Outsider finds it interesting and just a bit baffling that someone who would advocate that financially-stressed female victims of domestic violence should be able to raid their superannuation accounts simply to put food on the table has become the Minister for Women’s Economic Security.
Outsider is, of course, referring to none other than “persevering” Jane Hume who will fit this key portfolio responsibility into her already busy schedule as Minister for Superannuation, Financial Services and the Digital Economy.
Senator Hume was amongst a bevy of Coalition females to find themselves promoted as the Prime Minister, Scott Morrison, undertook some feminine reshaping of his Cabinet amid the fall-out from the Brittany Higgins Parliament House rape allegations and the controversy surrounding the historical and unproven rape allegations against the no longer Attorney-General, Christian Porter.

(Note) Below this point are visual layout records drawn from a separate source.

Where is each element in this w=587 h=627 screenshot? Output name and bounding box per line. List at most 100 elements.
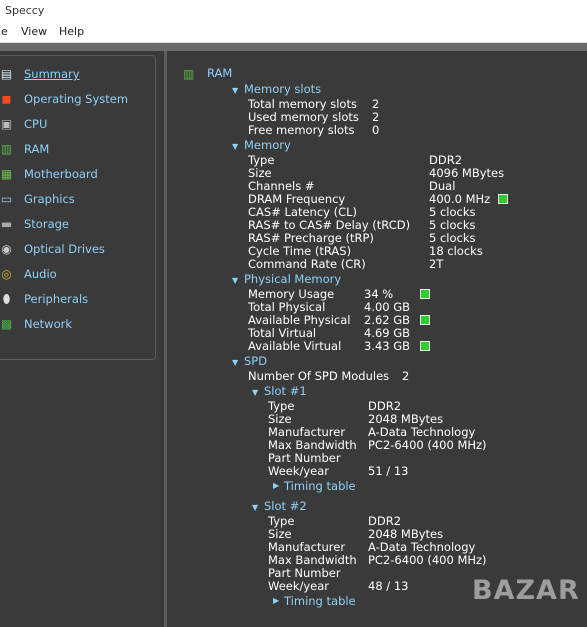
info-label: Memory Usage [248,287,335,301]
mouse-icon: ⬮ [2,292,11,306]
summary-icon: ▤ [0,67,13,81]
info-value: 2 [372,110,380,124]
svg-text:BAZAR: BAZAR [472,575,580,606]
sidebar-item-optical-drives[interactable]: ◉ Optical Drives [0,239,145,261]
info-value: 2048 MBytes [368,412,444,426]
sidebar-item-label: CPU [24,117,48,131]
speaker-icon: ◎ [1,267,12,281]
sidebar-item-audio[interactable]: ◎ Audio [0,264,145,286]
monitor-icon: ▭ [0,192,13,206]
section-memory-slots[interactable]: Memory slots [244,82,321,96]
ram-heading: RAM [207,66,233,80]
info-label: Size [268,412,292,426]
sidebar-item-graphics[interactable]: ▭ Graphics [0,189,145,211]
collapse-memory-slots-icon[interactable]: ▼ [232,86,238,95]
section-slot-1[interactable]: Slot #1 [264,384,307,398]
info-label: Week/year [268,464,330,478]
info-value: 4.00 GB [364,300,411,314]
sidebar-item-label: RAM [24,142,50,156]
sidebar-item-motherboard[interactable]: ▦ Motherboard [0,164,145,186]
sidebar-item-label: Graphics [24,192,75,206]
info-value: 5 clocks [429,218,476,232]
info-label: Total Physical [248,300,326,314]
toolbar-strip [0,43,587,51]
info-value: 4096 MBytes [429,166,505,180]
info-label: Number Of SPD Modules [248,369,390,383]
info-value: 4.69 GB [364,326,411,340]
info-value: DDR2 [368,399,402,413]
collapse-slot-icon[interactable]: ▼ [252,503,258,512]
sidebar-item-peripherals[interactable]: ⬮ Peripherals [0,289,145,311]
info-label: Manufacturer [268,540,346,554]
pane-splitter[interactable] [164,51,167,627]
sidebar-item-summary[interactable]: ▤ Summary [0,64,145,86]
ram-module-icon: ▥ [183,67,195,81]
status-indicator-icon [420,315,430,325]
expand-timing-table-icon[interactable]: ▶ [273,596,279,605]
info-value: 400.0 MHz [429,192,491,206]
info-label: Command Rate (CR) [248,257,366,271]
info-label: Available Physical [248,313,351,327]
status-indicator-icon [498,194,508,204]
bazar-logo-icon: BAZAR [472,575,580,606]
sidebar-item-label: Network [24,317,73,331]
section-memory[interactable]: Memory [244,138,291,152]
expand-timing-table-icon[interactable]: ▶ [273,481,279,490]
ram-details-panel: ▥ RAM ▼ Memory slots Total memory slots 2 Used… [168,51,587,627]
info-value: PC2-6400 (400 MHz) [368,438,487,452]
info-label: Cycle Time (tRAS) [248,244,352,258]
info-label: Part Number [268,566,341,580]
info-label: DRAM Frequency [248,192,346,206]
info-value: A-Data Technology [368,425,476,439]
sidebar-item-label: Motherboard [24,167,98,181]
sidebar: ▤ Summary ◼ Operating System ▣ CPU ▥ RAM ▦ Mother… [0,55,156,360]
info-label: RAS# Precharge (tRP) [248,231,374,245]
info-label: CAS# Latency (CL) [248,205,358,219]
info-label: Size [248,166,272,180]
sidebar-item-label: Audio [24,267,57,281]
info-value: 2048 MBytes [368,527,444,541]
info-label: Type [248,153,275,167]
sidebar-item-cpu[interactable]: ▣ CPU [0,114,145,136]
sidebar-item-label: Optical Drives [24,242,105,256]
info-value: DDR2 [429,153,463,167]
menu-file[interactable]: le [0,25,8,38]
cpu-chip-icon: ▣ [0,117,13,131]
section-physical-memory[interactable]: Physical Memory [244,272,341,286]
menu-view[interactable]: View [21,25,47,38]
window-title: Speccy [5,4,45,17]
sidebar-item-ram[interactable]: ▥ RAM [0,139,145,161]
info-value: 5 clocks [429,231,476,245]
sidebar-item-operating-system[interactable]: ◼ Operating System [0,89,145,111]
info-value: 51 / 13 [368,464,409,478]
info-label: Max Bandwidth [268,553,357,567]
menu-help[interactable]: Help [59,25,84,38]
section-slot-2[interactable]: Slot #2 [264,499,307,513]
sidebar-item-label: Summary [24,67,80,81]
timing-table-link[interactable]: Timing table [284,594,356,608]
ram-module-icon: ▥ [0,142,13,156]
motherboard-icon: ▦ [0,167,13,181]
sidebar-item-storage[interactable]: ▬ Storage [0,214,145,236]
timing-table-link[interactable]: Timing table [284,479,356,493]
sidebar-item-network[interactable]: ▩ Network [0,314,145,336]
info-value: 2 [402,369,410,383]
collapse-physical-memory-icon[interactable]: ▼ [232,276,238,285]
sidebar-item-label: Operating System [24,92,129,106]
collapse-memory-icon[interactable]: ▼ [232,142,238,151]
network-icon: ▩ [0,317,13,331]
info-value: PC2-6400 (400 MHz) [368,553,487,567]
info-label: Type [268,399,295,413]
optical-disc-icon: ◉ [1,242,12,256]
section-spd[interactable]: SPD [244,354,267,368]
info-value: A-Data Technology [368,540,476,554]
info-value: DDR2 [368,514,402,528]
info-label: Used memory slots [248,110,359,124]
status-indicator-icon [420,341,430,351]
collapse-spd-icon[interactable]: ▼ [232,358,238,367]
info-value: 5 clocks [429,205,476,219]
status-indicator-icon [420,289,430,299]
info-label: Week/year [268,579,330,593]
sidebar-item-label: Peripherals [24,292,89,306]
collapse-slot-icon[interactable]: ▼ [252,388,258,397]
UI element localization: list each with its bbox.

By Outsider’s observation, while Hume has been a popular minister amongst many women in the financial services sector, she is not quite so much the flavour of the month, year or even decade amongst those who might describe themselves as being of a somewhat left-leaning persuasion, not that she probably cares.
But let it be said that not only has Hume worked for the likes of NAB, Rothschild and Deutsche Bank she has also worked as a “senior strategic policy adviser for AustralianSuper” – something which makes her pre-parliamentary careers look almost bipartisan even if her Parliamentary track-record says otherwise.
But back to the question of whether female victims of domestic violence should obtain early access to their superannuation, and Outsider really does wonder whether Hume ought to read Jess Hill’s book on domestic violence – See What You Made Me Do – and when she is finished perhaps lend it to her boss.
Outsider feels that Prime Minister Morrison might find reading such a book useful in fulfilling his self-appointed role as the co-chair of the new cabinet taskforce that is overseeing the government’s response to women’s equality, women’s safety, women’s economic security, and women’s health and wellbeing.